If anyone wants more analogs on how eCommerce is trending around the world:
Shopify reports tonight/(tomorrow morning US/Canada) but in the meantime...
Mercadolibre (the Amazon or Ali Baba of South America) put results out yesterday with some enlightening commentary on the impact of Covid-19:
https://seekingalpha.com/pr/17859922-mercadolibre-inc-reports-first-quarter-2020-financial-results
Net Revenues of $652.1 million, up 70.5% year-over-year on an FX neutral basis
$8.1 billion Total Payment Volume, up 82.2% year-over-year on an FX neutral basis
$3.4 billion Gross Merchandise Volume, up 34.2% year-over-year on an FX neutral basis
Recent COVID-19 related key trends
Government-imposed total or partial lockdowns instituted throughout Latin America in late March impacted geographic segments and business lines differently. Additionally, the magnitude of negative impact was greater in the initial weeks following government mandated lockdowns, with gradual improvements as time elapsed.
The marketplace KPI’s hit a low point during the week of the 18th to the 24th of March. Year-over-year growth for items sold during that week troughed at 3.3%, with Fx Neutral GMV declining by 1.4%. From then onwards, we have seen a strong rebound, with growth rates accelerating in April to 75.8% year-over-year in Items Sold and 72.6% Fx Neutral year-over-year in GMV for the full month.
Initially, consumers seem to have pulled back on expenditures on non-essential items. This led to a mix shift in sales. Categories such as health, consumer packaged goods and toys and games showed strength, with volume growth in those categories exceeding 100% year-over-year on an FX neutral basis in some markets. Conversely, certain higher ticket, non-essential categories such as auto parts and consumer electronics saw marked declines in growth rates.
Managed logistics network continued operating normally, guaranteeing timely deliveries for orders shipped through it. Warehouses remain with no significant disruptions, rapidly approaching having half of our shipments already running on our own logistics network, not only improving average cost per order and shipping times but also service levels.
The fintech business also experienced an initial slowdown during the third week of March, followed by sequential weekly improvements through the last week of March and into April. Off marketplace TPV growth during the second half of March was 95.4% year-over-year on an FX Neutral basis, and TPN was 87.3% year-over-year. By April these growth rates had accelerated to 155.6% and 119.8% respectively. Deceleration in number and volume of payments processed was a consequence primarily of lower foot traffic in physical retail, which had a direct impact on lower mobile point of sale and QR total payment volume growth partially offset by the relative strength in Merchant Services.

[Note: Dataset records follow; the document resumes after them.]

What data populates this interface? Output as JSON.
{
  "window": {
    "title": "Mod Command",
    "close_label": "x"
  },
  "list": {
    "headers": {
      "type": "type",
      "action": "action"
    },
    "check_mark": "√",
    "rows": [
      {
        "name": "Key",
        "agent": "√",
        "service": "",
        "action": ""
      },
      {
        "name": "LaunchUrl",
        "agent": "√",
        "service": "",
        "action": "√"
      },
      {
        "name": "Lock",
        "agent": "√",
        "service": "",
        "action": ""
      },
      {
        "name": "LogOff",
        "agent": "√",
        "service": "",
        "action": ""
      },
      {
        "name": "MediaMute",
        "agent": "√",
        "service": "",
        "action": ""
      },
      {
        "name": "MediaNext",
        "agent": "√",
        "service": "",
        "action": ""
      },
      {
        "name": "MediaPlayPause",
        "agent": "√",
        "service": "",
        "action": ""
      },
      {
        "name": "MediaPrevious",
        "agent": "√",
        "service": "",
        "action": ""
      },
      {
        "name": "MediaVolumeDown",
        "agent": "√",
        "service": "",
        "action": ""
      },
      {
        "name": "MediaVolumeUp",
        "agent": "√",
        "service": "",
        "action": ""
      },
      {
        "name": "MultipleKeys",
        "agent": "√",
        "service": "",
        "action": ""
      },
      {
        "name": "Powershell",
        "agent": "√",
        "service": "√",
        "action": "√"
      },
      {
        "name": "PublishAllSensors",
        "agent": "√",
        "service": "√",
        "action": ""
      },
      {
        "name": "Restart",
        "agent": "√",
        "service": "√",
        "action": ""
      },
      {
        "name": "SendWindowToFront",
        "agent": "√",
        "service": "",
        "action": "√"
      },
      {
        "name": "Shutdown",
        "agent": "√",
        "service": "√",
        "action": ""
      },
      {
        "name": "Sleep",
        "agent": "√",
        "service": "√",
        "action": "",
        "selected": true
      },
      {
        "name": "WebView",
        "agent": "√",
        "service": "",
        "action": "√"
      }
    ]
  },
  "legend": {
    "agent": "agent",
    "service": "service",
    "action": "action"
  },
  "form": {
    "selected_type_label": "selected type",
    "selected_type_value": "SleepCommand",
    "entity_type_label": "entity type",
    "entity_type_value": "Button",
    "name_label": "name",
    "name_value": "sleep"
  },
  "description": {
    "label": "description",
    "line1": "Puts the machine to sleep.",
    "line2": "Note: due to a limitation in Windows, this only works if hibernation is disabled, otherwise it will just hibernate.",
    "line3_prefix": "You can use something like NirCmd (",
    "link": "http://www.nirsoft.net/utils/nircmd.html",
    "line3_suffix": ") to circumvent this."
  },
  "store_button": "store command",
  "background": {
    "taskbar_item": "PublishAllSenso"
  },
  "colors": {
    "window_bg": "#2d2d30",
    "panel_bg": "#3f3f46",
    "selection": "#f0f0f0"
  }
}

By the end of the quarter, the non performing loan ratios had not shown a deterioration due to the COVID-19 crisis.
Nonetheless, to manage our exposure to merchant and consumer credits amidst a global pandemic, we slowed credit originations to both cohorts.
In terms of liquidity and cash management for the fintech business, all relevant funding sources remained available, drawing on credit facilities to maximize liquidity at a local subsidiary level. The consolidated Balance Sheet currently holds approximately $2.3 billion dollars in cash, cash equivalents and liquid securities.